The Hostile Hospital ramps uo the danger but rewards the orphans with a little more hope. Perhaps for children, they will see these orphans and not see how they haven’t learned but part of growing up is learning to adapt and the speck of reality here is seeing the orphans each grow a little and sometimes make hard choices that question their morals to make it through a dire situation.
Book 9: The Carnivorous Carnival
The tension definitely gets higher as this episode starts with the Baudelaire orphans’ escape in the trunk of Count Olaf’s car and end up at this deserted and worn out carnival called Caligari Carnival. With their wits, they try to mimic Count Olaf and get into a disguise to hopefully figure out more about VFD as the carnival leader and resident fortune teller, Madame Lulu has the symbol there. As this story ends, the orphans have never been in more danger than before. Hard to imagine, but its true.

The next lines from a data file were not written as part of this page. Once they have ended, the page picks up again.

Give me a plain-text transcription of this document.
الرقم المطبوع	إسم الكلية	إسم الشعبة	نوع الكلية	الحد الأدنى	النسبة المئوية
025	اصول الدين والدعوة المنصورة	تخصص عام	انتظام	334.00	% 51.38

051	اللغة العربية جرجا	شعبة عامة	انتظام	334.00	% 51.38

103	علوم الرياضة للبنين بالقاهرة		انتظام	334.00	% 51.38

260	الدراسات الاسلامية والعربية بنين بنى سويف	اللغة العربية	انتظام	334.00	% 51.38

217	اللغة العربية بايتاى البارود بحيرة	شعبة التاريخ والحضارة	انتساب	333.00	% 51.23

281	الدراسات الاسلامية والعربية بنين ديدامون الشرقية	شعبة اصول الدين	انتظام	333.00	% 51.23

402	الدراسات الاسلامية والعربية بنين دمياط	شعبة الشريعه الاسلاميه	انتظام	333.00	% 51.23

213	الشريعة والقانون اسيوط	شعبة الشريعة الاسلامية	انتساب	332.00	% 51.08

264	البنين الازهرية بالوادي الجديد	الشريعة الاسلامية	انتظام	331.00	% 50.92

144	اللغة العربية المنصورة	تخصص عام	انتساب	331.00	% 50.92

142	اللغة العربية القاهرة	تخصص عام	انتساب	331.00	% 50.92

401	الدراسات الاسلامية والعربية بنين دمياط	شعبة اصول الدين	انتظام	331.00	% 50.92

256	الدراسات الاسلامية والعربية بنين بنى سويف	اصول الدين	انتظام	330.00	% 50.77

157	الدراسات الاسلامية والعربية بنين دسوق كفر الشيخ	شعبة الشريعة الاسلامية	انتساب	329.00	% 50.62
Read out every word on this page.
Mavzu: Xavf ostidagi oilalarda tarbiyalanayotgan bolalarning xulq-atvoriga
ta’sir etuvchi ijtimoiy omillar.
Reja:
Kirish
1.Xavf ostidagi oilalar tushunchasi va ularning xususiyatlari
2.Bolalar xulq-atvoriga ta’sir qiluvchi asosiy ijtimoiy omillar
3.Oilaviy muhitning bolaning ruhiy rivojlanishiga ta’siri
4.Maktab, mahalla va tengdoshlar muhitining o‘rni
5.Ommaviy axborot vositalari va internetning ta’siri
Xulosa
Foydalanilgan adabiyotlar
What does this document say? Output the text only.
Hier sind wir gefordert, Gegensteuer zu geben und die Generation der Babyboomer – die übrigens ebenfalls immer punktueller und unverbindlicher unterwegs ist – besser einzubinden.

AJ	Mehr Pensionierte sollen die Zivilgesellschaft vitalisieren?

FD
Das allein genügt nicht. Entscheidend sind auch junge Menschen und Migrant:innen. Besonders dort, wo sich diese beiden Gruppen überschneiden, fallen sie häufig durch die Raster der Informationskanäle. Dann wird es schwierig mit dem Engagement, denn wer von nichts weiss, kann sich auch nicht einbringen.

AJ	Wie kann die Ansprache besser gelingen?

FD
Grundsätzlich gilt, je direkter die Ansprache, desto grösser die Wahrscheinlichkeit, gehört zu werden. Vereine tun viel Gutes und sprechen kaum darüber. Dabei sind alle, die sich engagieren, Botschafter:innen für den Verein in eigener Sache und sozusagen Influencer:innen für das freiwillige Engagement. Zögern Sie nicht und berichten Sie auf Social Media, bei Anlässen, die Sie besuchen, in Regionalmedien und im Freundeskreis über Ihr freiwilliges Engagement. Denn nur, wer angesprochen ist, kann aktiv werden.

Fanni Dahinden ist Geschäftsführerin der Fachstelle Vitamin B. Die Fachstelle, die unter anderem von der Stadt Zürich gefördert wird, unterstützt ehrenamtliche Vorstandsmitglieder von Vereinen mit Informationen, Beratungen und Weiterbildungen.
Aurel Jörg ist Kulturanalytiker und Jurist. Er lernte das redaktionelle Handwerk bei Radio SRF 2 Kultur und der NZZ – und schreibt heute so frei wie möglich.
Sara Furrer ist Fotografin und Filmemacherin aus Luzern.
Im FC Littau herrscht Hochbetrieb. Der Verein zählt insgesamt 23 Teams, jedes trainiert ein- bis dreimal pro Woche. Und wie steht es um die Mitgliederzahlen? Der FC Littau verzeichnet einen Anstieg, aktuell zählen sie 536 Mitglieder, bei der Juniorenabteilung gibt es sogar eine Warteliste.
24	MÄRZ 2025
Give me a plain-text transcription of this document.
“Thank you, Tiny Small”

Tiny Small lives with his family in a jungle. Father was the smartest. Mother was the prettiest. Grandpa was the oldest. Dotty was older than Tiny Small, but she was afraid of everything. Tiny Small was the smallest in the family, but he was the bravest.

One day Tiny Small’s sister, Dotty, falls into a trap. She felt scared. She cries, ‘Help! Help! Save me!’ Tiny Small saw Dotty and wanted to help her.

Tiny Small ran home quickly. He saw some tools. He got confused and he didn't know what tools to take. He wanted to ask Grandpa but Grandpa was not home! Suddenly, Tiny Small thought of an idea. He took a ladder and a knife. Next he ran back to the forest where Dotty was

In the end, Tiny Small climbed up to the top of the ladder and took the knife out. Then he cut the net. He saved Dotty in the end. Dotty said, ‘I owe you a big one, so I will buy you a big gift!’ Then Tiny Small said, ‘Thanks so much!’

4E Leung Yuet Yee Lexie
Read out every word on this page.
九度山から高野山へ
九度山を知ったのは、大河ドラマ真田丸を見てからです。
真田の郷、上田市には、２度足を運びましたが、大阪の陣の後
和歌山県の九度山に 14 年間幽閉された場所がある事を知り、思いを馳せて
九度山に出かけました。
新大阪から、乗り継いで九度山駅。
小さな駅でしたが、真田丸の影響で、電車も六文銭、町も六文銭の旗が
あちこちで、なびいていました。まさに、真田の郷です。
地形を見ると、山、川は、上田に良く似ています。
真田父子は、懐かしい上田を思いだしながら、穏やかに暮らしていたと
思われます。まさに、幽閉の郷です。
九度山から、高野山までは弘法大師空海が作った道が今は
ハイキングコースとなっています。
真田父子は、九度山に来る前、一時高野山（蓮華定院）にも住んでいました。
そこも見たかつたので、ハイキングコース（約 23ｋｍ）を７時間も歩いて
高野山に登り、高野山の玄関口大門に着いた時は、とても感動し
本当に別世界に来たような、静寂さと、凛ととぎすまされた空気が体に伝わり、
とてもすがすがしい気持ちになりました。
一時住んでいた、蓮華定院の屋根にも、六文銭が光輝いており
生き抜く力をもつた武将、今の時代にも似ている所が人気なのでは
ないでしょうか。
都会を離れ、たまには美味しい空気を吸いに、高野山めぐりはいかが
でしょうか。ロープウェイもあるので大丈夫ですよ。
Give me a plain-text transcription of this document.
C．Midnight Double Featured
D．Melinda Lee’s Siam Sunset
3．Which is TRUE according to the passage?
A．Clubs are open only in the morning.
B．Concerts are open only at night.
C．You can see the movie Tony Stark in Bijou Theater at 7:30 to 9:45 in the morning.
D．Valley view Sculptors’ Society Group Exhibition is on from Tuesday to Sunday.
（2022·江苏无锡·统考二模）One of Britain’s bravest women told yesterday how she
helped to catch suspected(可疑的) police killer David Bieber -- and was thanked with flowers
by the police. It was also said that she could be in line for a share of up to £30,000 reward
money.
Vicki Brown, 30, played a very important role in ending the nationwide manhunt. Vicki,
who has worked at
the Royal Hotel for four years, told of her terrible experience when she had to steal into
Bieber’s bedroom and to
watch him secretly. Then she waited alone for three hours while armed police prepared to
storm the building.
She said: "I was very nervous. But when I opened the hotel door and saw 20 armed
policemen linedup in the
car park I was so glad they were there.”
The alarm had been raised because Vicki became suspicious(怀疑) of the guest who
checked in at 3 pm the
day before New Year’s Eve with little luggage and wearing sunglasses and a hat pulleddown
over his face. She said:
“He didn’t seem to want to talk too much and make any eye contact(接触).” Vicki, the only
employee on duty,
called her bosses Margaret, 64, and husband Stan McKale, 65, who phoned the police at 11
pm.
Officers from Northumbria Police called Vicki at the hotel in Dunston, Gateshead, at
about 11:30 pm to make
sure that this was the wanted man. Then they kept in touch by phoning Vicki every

With that said, The Carnivorous Carnival is a lot of fun moments. There is a lot of great characters here especially with yet again more oblivious people particularly the House of Freaks, but then they are rejected normal people who are made to believe that they are freaks when in reality they aren’t and just being accepted somewhere makes them a little easily convinced into doing things to improve their life. It is one of the features that makes us cheer for the orphans as they are starting to have a few wins as they are learning more and meeting more people but still showing how each of their characters are developing. They should after 8 books before it and thrown into perilous situation after another and really only having each other to get out of these situations. The dark humor here works great. There’s a lot of love for this book that was another page turner. At this point, the story is pushed forward by how connected you are with these characters. Somehow, as much as these stories are linked, they never really need to know the previous book to keep reading which keeps it relatively self-contained. However, this is the first one that truly ends with a cliff-hanger.
A Series of Unfortunate Events ramps up on the tension and danger elements for the Baudelaire orphans. It has some great danger elements and keeps with the vocabulary and popular phrase learning for the educational elements for the younger audience. As dark as the stories got, it still retained a bit of silliness in all its evil. Perhaps its the first time we start noticing the little social commentaries but it manages to constantly use a wide array of clueless characters which in all their useless and incompetence provides a level of entertainment but it accentuates how smart these children are and how they are adapting to their situations to try to escape from the grasp of Count Olaf. Its a fun collection to read and elevates the series for sure.